It's Official: Vancouver Is Canada's 1st 'Millionaire City'

  • Debt loads growing faster than incomes, but not as fast as wealth
  • Toronto unseats Vancouver as second-richest city
  • Retirement pensions are Canadians' fastest-growing assets

Vancouver households may earn less than the Canadian average, but new research shows soaring house prices have made its residents the wealthiest in the country.

In a new report on household wealth, Environics Analytics declared Vancouver to be Canada’s first “millionaire city,” with an average net worth of $1.023 million. That’s up 7 per cent in a year. Net worth is defined as the total value of a household’s assets, minus its debt.

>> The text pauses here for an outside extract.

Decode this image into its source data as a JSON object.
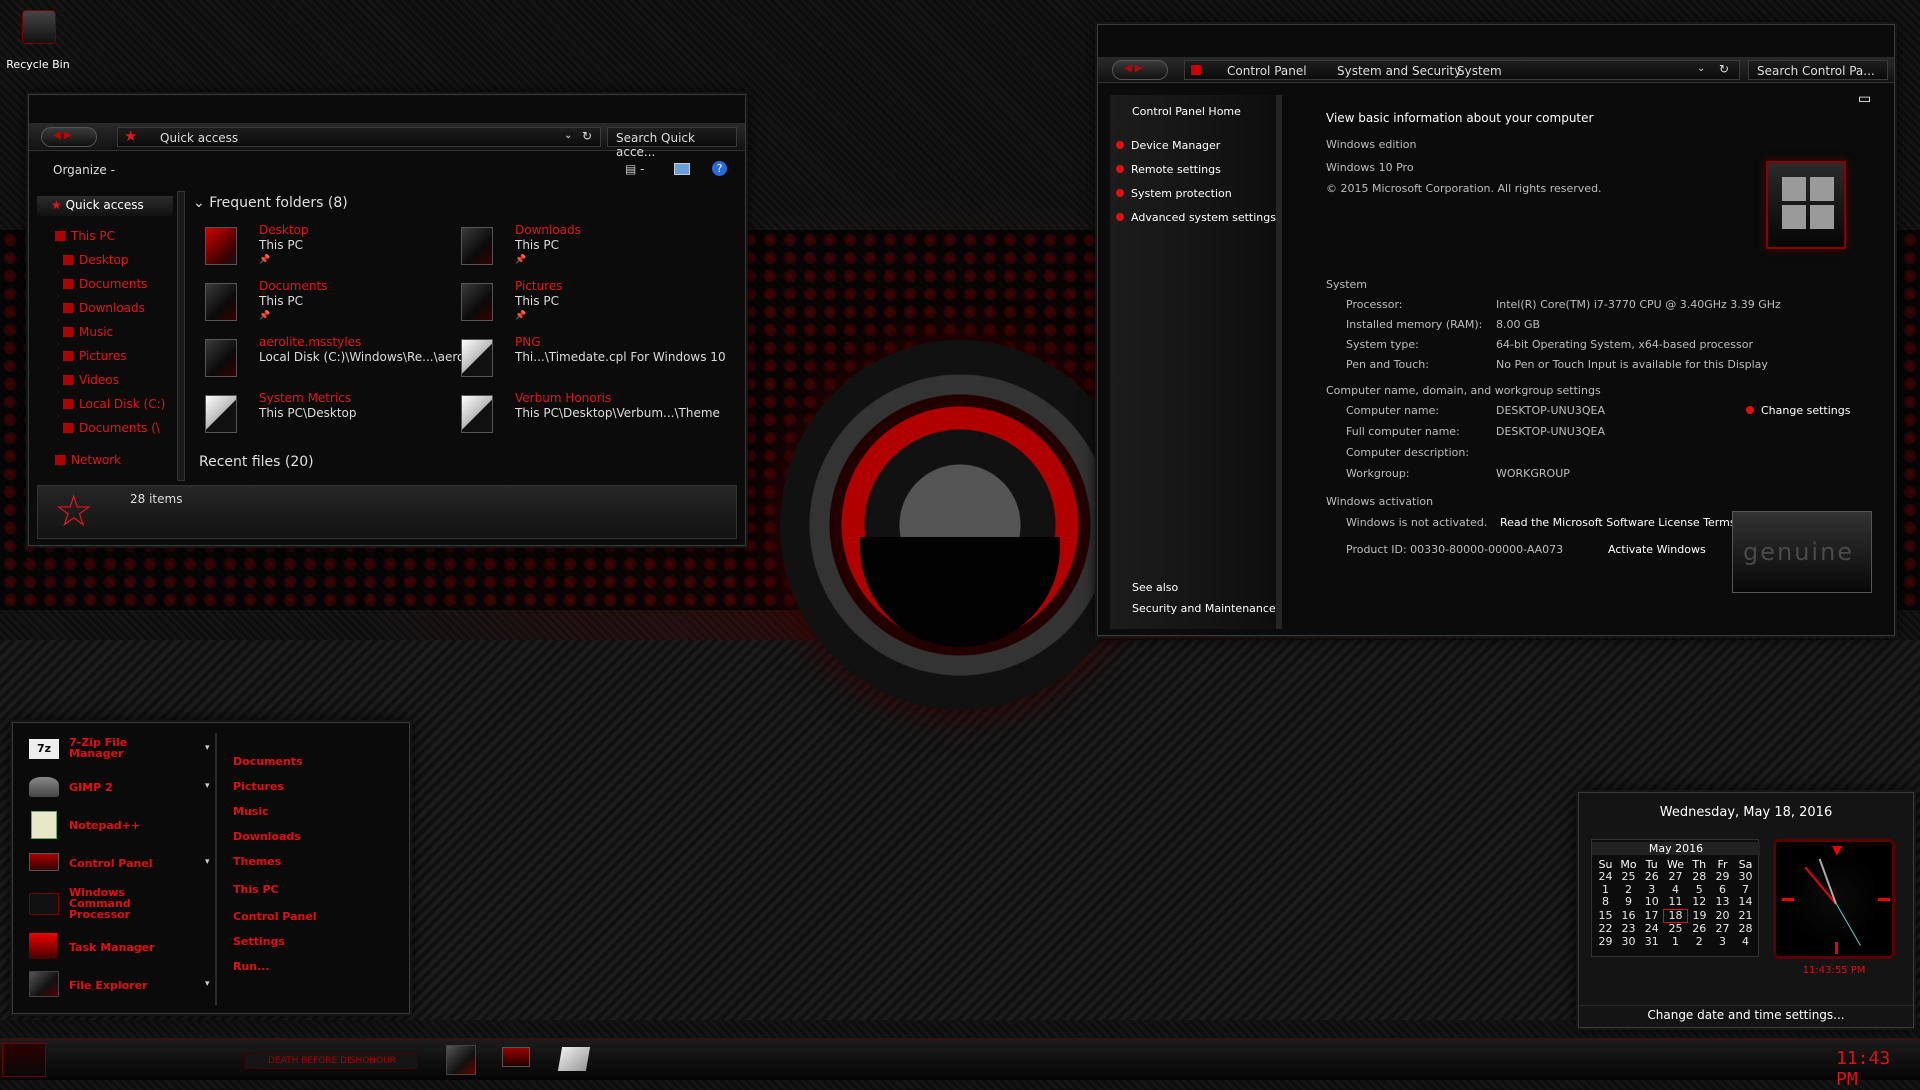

The country’s second-wealthiest city is Toronto, with an average net worth of $962,993, up 3.4 per cent in a year. Toronto pushed out the former second-place city, Calgary, where net worth fell 2.5 per cent in the past year, to $898,240.

Calgary fell all the way to fourth place, behind third-place Victoria, B.C., with average net worth at $912,362.

But the city where residents are getting richer fastest is the Toronto suburb of Oshawa, which saw average net worth jump 9.2 per cent in a year, to $714,040. Oshawa seems to be having a banner year, thanks at least in part to a resurgent auto industry. The Bank of Montreal said the city has the country’s best job market earlier this year.

For the country as a whole, household net worth grew 4.3 per cent in a year, to an average of $680,098. Meanwhile, debt grew nearly as quickly, rising 4.1 per cent to an average of $130,170 per household, with mortgage debt the lion’s share of that, up 5.1 per cent in a year.

Environics noted that debt is growing faster than income in Canada, with incomes up 3.2 per cent.

“While debt levels have continued to grow, total interest payments have declined relative to incomes,” Environics’ vice-president of economic data, Peter Miron, said in a statement. “The spectre of higher interest rates, which could make these debt loads untenable, has simply not materialized yet.”

Retirement pensions lift all boats

Besides real estate, one of the biggest drivers of Canadians’ wealth growth are employers’ retirement pension plans, Environics said. Their value grew an average of 5.7 per cent in a year to $104,204, Canadians' fastest-growing asset.

While real estate price growth helped out most among Canada’s wealthiest families, it was pension growth that did the most to increase the wealth of middle-income Canadians, and increased savings helped raise the wealth of the poorest Canadians, Environics said.

“Beyond some regional variation, all economic segments of the Canadian population did modestly well,” Miron said.